Westtown's student worked mini-farm is a two acre small farm where students learn about sustainable agriculture, doing hands-on work building soil and planting organically for harvest for our kitchen and community. The mini-farm offers students the chance to get down and dirty with the earth, learn about themselves and their role in the food web, and grow vegetables to be eaten by all members of the Westtown community. The mini-farm hosts a rammed earth and tire recessed open air classroom, a pizza oven made of cob, and a 96 foot high tunnel—all tools in teaching earth literacy to high school students—the fundamental connection of humans with the earth and with their food, and the attendant environmental, scientific and social issues related to food production and access. Students connect with the farm in four ways:
• Students can choose to be part of daily activities on the farm in fall and spring. This afternoon co-curricular is where students learn and work most intensively—following their food from seed to seedling, to planting, cultivation, and harvest. Opportunities for work, reflection, group and individual activities, as well as visits to other farms in the area are part of this offering.

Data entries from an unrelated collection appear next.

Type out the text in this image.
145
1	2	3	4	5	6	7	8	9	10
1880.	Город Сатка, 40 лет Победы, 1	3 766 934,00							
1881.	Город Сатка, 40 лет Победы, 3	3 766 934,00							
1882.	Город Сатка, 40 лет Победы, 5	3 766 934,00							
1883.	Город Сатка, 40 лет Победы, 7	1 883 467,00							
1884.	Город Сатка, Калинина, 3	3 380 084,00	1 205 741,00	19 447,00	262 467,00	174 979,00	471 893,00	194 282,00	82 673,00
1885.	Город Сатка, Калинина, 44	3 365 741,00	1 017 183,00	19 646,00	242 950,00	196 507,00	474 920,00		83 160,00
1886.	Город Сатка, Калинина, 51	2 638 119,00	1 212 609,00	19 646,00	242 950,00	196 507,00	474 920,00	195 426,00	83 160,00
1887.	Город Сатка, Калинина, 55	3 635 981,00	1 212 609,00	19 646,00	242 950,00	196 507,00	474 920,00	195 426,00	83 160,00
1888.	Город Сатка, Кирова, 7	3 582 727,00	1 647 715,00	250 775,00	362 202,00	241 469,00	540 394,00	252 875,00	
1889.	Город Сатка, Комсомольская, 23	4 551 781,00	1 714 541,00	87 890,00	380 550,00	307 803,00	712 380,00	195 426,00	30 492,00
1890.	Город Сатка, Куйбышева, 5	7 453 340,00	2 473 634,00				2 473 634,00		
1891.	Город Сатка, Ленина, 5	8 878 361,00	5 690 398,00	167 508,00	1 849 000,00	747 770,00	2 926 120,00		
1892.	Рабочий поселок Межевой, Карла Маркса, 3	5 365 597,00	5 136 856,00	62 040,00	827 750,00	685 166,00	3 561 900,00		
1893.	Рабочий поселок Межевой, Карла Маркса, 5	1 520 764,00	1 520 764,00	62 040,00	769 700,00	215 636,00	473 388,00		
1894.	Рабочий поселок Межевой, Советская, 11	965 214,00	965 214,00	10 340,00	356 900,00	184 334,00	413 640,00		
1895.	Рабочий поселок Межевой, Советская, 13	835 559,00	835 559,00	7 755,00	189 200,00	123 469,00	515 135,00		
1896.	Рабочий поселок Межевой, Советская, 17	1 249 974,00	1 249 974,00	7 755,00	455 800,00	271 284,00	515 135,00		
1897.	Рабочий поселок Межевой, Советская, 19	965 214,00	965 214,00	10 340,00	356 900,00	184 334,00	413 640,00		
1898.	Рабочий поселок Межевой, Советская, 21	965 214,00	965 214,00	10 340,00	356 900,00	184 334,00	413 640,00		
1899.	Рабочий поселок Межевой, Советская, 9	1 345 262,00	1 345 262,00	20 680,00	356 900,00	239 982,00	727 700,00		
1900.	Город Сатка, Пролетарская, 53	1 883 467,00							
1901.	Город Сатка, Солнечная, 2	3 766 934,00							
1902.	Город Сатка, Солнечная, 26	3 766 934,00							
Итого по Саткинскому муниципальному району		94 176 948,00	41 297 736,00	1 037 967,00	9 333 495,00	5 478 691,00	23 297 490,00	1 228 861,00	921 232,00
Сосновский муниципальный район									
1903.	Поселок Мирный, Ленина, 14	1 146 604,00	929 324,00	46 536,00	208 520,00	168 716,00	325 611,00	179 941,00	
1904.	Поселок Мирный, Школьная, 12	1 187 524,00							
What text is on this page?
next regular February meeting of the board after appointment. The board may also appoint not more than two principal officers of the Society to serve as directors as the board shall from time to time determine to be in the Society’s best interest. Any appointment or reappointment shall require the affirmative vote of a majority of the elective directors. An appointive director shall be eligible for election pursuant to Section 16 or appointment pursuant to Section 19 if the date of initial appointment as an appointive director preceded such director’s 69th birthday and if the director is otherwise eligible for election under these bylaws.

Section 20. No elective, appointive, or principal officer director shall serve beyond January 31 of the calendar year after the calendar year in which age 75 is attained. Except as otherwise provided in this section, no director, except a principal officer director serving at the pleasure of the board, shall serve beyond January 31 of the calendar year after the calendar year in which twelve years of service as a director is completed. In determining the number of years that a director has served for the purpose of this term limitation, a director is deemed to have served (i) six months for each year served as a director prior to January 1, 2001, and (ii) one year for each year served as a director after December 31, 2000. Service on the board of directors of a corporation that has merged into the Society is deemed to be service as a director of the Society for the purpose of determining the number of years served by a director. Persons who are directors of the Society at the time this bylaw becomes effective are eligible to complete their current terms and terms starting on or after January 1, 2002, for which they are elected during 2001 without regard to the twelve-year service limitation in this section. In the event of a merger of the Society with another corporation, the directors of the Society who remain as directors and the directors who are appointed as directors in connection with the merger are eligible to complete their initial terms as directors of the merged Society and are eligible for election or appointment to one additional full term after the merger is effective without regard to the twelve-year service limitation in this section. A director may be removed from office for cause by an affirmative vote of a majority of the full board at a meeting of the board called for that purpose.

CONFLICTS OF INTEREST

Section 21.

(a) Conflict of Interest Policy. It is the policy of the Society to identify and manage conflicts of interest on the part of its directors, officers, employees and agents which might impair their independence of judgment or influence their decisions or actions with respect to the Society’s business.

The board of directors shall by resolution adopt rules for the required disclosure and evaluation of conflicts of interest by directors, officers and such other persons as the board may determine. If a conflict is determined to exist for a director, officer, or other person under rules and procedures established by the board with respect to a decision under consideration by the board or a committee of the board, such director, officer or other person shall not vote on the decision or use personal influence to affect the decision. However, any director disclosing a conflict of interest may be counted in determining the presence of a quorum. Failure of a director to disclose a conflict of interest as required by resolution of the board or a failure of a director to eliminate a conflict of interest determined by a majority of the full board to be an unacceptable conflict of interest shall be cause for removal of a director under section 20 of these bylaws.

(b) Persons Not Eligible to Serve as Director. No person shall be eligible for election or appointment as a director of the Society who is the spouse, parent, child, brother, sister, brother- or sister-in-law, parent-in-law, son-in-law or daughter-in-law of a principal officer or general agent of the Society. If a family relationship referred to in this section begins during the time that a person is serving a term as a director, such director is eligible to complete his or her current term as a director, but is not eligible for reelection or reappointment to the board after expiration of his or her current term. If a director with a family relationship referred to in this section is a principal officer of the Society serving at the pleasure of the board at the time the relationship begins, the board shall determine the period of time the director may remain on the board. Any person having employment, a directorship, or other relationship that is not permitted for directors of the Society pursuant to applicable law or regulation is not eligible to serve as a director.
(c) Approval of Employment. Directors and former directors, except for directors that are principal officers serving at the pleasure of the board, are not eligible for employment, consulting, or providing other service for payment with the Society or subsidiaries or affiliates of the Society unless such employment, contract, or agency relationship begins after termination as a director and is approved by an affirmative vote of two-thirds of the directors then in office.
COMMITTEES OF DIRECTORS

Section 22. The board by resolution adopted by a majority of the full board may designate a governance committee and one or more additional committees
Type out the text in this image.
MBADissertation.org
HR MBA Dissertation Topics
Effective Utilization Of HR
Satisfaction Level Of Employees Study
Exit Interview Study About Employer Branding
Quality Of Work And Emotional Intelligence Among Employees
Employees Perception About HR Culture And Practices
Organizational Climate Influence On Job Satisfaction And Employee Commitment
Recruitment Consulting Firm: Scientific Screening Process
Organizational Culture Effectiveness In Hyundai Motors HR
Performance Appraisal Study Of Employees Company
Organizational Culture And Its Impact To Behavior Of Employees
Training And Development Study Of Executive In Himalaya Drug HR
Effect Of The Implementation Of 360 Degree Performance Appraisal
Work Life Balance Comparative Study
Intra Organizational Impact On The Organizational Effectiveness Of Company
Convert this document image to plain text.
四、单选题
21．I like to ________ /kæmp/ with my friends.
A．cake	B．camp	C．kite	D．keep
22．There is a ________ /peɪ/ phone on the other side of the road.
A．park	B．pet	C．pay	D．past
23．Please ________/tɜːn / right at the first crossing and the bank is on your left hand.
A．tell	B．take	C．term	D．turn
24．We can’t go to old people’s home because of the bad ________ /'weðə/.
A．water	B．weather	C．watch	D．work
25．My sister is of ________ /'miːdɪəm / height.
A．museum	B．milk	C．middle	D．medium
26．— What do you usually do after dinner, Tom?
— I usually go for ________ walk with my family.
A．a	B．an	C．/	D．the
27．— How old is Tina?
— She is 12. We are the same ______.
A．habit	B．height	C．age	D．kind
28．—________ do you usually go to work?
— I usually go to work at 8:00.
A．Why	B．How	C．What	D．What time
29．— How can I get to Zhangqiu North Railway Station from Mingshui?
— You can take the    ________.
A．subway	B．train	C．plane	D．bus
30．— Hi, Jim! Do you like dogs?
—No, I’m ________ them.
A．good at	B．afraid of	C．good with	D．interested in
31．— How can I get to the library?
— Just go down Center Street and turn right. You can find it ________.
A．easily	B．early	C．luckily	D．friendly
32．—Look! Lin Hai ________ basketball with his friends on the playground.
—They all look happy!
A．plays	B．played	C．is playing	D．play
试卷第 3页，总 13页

• Students are also assigned during the growing season to a morning work crew as part of the Work Program that all students participate in. Four times a week, for 25 minutes, students come in the early morning and complete finite tasks related to keeping the farm going, as part of the important learning that happens in Westtown's work program.
• During the summer, a CSA is run out of the farm space, giving a home to our summer produce. We also do some restaurant sales and donations to the Chester County Food Bank.
• Vegetables grown on the mini-farm are eaten by students in the school's dining room in the spring and fall, completing the circuit of student work leading to student harvest and eating — a full circle of food that few today have the opportunity to experience, and is a key piece to graduating an earth literate citizen.